後輩の話。彼は高校生の頃、自転車で通学していたのだが、ある時この自転車が盗まれてしまった。まだ新しい物だったので、大変に悔しく残念に思ったそうだ。その内新しい車両を買い直すつもりで、しばらくは母君の自転車で通っていたのだが、一週間もしないで警察から連絡があった。彼の自転車が放置してあるのが見つかったという。「新車を慌てて買わなくて良かった」と喜びながら、電車で一駅離れた町の交番まで引き取りに行くことにした。

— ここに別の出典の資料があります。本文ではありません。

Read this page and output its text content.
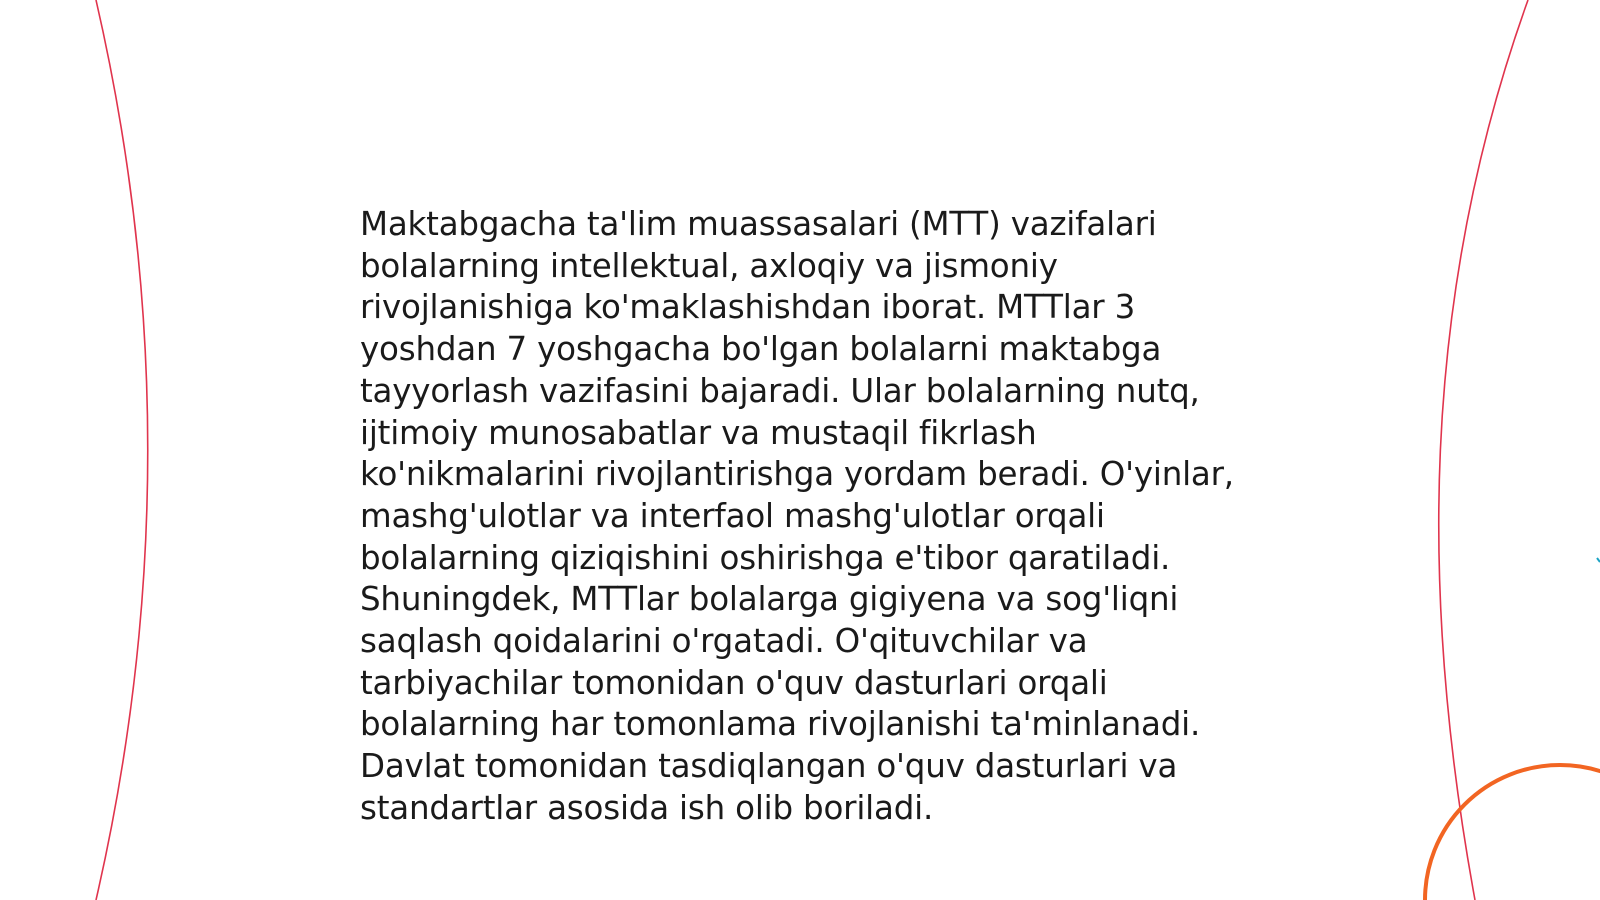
Maktabgacha ta'lim muassasalari (MTT) vazifalari bolalarning intellektual, axloqiy va jismoniy rivojlanishiga ko'maklashishdan iborat. MTTlar 3 yoshdan 7 yoshgacha bo'lgan bolalarni maktabga tayyorlash vazifasini bajaradi. Ular bolalarning nutq, ijtimoiy munosabatlar va mustaqil fikrlash ko'nikmalarini rivojlantirishga yordam beradi. O'yinlar, mashg'ulotlar va interfaol mashg'ulotlar orqali bolalarning qiziqishini oshirishga e'tibor qaratiladi. Shuningdek, MTTlar bolalarga gigiyena va sog'liqni saqlash qoidalarini o'rgatadi. O'qituvchilar va tarbiyachilar tomonidan o'quv dasturlari orqali bolalarning har tomonlama rivojlanishi ta'minlanadi. Davlat tomonidan tasdiqlangan o'quv dasturlari va standartlar asosida ish olib boriladi.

翌日、交番を訪れ名前を告げると、初老の警官が自転車を持って来てくれた。目を疑った。記憶にある姿と異なり、自転車は酷く傷んでいたのだ。色々な所が真っ赤に錆び付いていて、スポークも何本か朽ちて折れている。ブレーキは何年も油を差していないかのように、ガチガチに固くなって動かない。ゴムタイヤは前輪、後輪とも、カラカラにひび割れて裂けている。「これ僕のチャリンコじゃないですよ」と文句を言おうとしたが、よくよく見るとそこここに見覚えのある特徴が発見できた。
唖然としながら尚も詳しく見てみると錆びた防犯登録証の下に、間違いなく自分の名前が書いてあるのが確認できたという。「……何でたった数日でこんなにボロボロに……」彼が呆れてそう言うと、警察官は残念そうな顔で教えてくれた。
「見つかったのがクチタヤマだからなぁ、運が悪かった」
引き取り書にサインした後、お茶を出してくれた警官は詳しい話をしてくれた。
「こいつが乗り捨ててあったのは、地元じゃクチタヤマって呼ばれてる山の麓でね。その山に捨て置かれた物はどうしてか、凄い早さで古くなってしまうんだ。物が朽ちるからクチタヤマ。名前の由来はそんなところだろう。年に一回は山の清掃作業があるんだが、出てくるゴミが決まってもう、何というかボロボロになり過ぎていてね、元の姿さえ想像できないよ」
「迷惑な場所ですね、それじゃ何にも利用できない」と彼が感想を漏らすと、「過去には、美術品の偽物造りに利用されたことがあるらしいよ。古物専門の贋作師だったらしいんだが、新しい茶器なんかをあの山に埋めておくと、短期で良い感じに古びるんだとさ。まぁこれも犯罪に利用されたんだから、迷惑なことに代わりはないけどね」
苦笑しながらそう教えてくれたそうだ。結局、直せる所は直してから、その自転車に乗り続けたという。
「僕が高校を卒業して、自転車に乗らなくなった頃、前輪の車軸が折れましてね。そこでやっと廃棄にしました。何と言いますか、僕が乗る間だけ必死に耐えてくれたような感じがしまして。愛着がかなり湧いてましたし、処分する時はちょっと寂しかったですよ」
現在、彼の机には、ピカピカに磨かれた自転車のベルが置かれている。あの自転車に付いていた品なのだそうだ。